I never implied it was, however if someone is using graphene as a way to achieve mobile security, it can generally be assumed they want said security if they switch to a different OS. Iodé and CalyxOS both support more than just pixels, and don’t do data collection, nor do they sacrifice physical security. Mobile Linux on the other hand, has very little physical security, and very poor application sandboxing compared to the aforementioned android forks. It wouldn’t make sense from a security perspective to skip over android forks directly to {postmarketos, Ubuntu touch, armbian/mobian, manjaro mobile…} unless your goal is to use a Linux phone without caring about physical security and app sandboxing (which would not make sense if you are using Graphene, and don’t want to change your threat model too much while not supporting Google.)
That’s fair. Hopefully in time mobile Linux will be comperable. I’d prefer it over Android if all else were equal. Maybe as Google keeps fucking around with users people will want to get as far away from them as possible and mobile Linux will really get going.
I agree with you, in fact the only reason I know about the security differences is because I wanted to jump ship when they started down this closing AOSP path. I found that at the current moment the security model won’t work for me, and that I’d also have to buy a new phone just to get support.

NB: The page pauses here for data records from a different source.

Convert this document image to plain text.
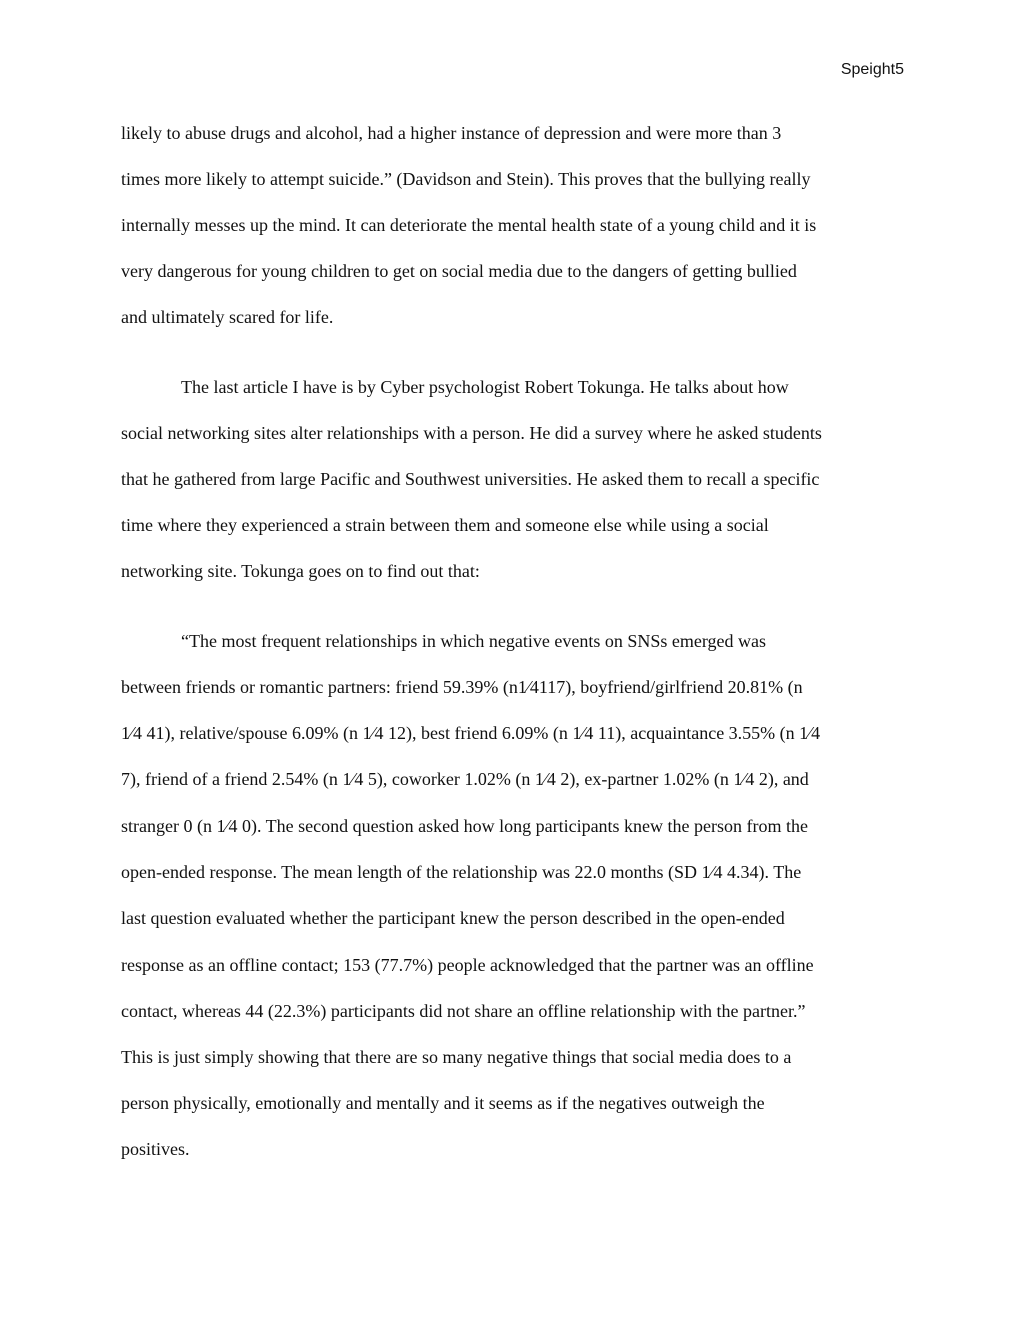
Speight5
likely to abuse drugs and alcohol, had a higher instance of depression and were more than 3
times more likely to attempt suicide.” (Davidson and Stein). This proves that the bullying really
internally messes up the mind. It can deteriorate the mental health state of a young child and it is
very dangerous for young children to get on social media due to the dangers of getting bullied
and ultimately scared for life.
The last article I have is by Cyber psychologist Robert Tokunga. He talks about how
social networking sites alter relationships with a person. He did a survey where he asked students
that he gathered from large Pacific and Southwest universities. He asked them to recall a specific
time where they experienced a strain between them and someone else while using a social
networking site. Tokunga goes on to find out that:
“The most frequent relationships in which negative events on SNSs emerged was
between friends or romantic partners: friend 59.39% (n1⁄4117), boyfriend/girlfriend 20.81% (n
1⁄4 41), relative/spouse 6.09% (n 1⁄4 12), best friend 6.09% (n 1⁄4 11), acquaintance 3.55% (n 1⁄4
7), friend of a friend 2.54% (n 1⁄4 5), coworker 1.02% (n 1⁄4 2), ex-partner 1.02% (n 1⁄4 2), and
stranger 0 (n 1⁄4 0). The second question asked how long participants knew the person from the
open-ended response. The mean length of the relationship was 22.0 months (SD 1⁄4 4.34). The
last question evaluated whether the participant knew the person described in the open-ended
response as an offline contact; 153 (77.7%) people acknowledged that the partner was an offline
contact, whereas 44 (22.3%) participants did not share an offline relationship with the partner.”
This is just simply showing that there are so many negative things that social media does to a
person physically, emotionally and mentally and it seems as if the negatives outweigh the
positives.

I really want to try out plasma mobile though, it looks nice.
Yeah, Plasma mobile looks like where we should be right now, but yeah, sadly too many tradeoffs to actually have users. I’m still hopeful that some day we’ll get the Linux mobile we all want. Maybe when some Android devs retire and want a hobby…
What prevents you from sandboxing in linux? Ever heard of cgroups?
I can’t imagine someone who wants to use their phone wants to spend that time using it setting up sandboxing by hand.
There are a few for sure, but the point was the technology is there, it’s “just” a matter of implementing it.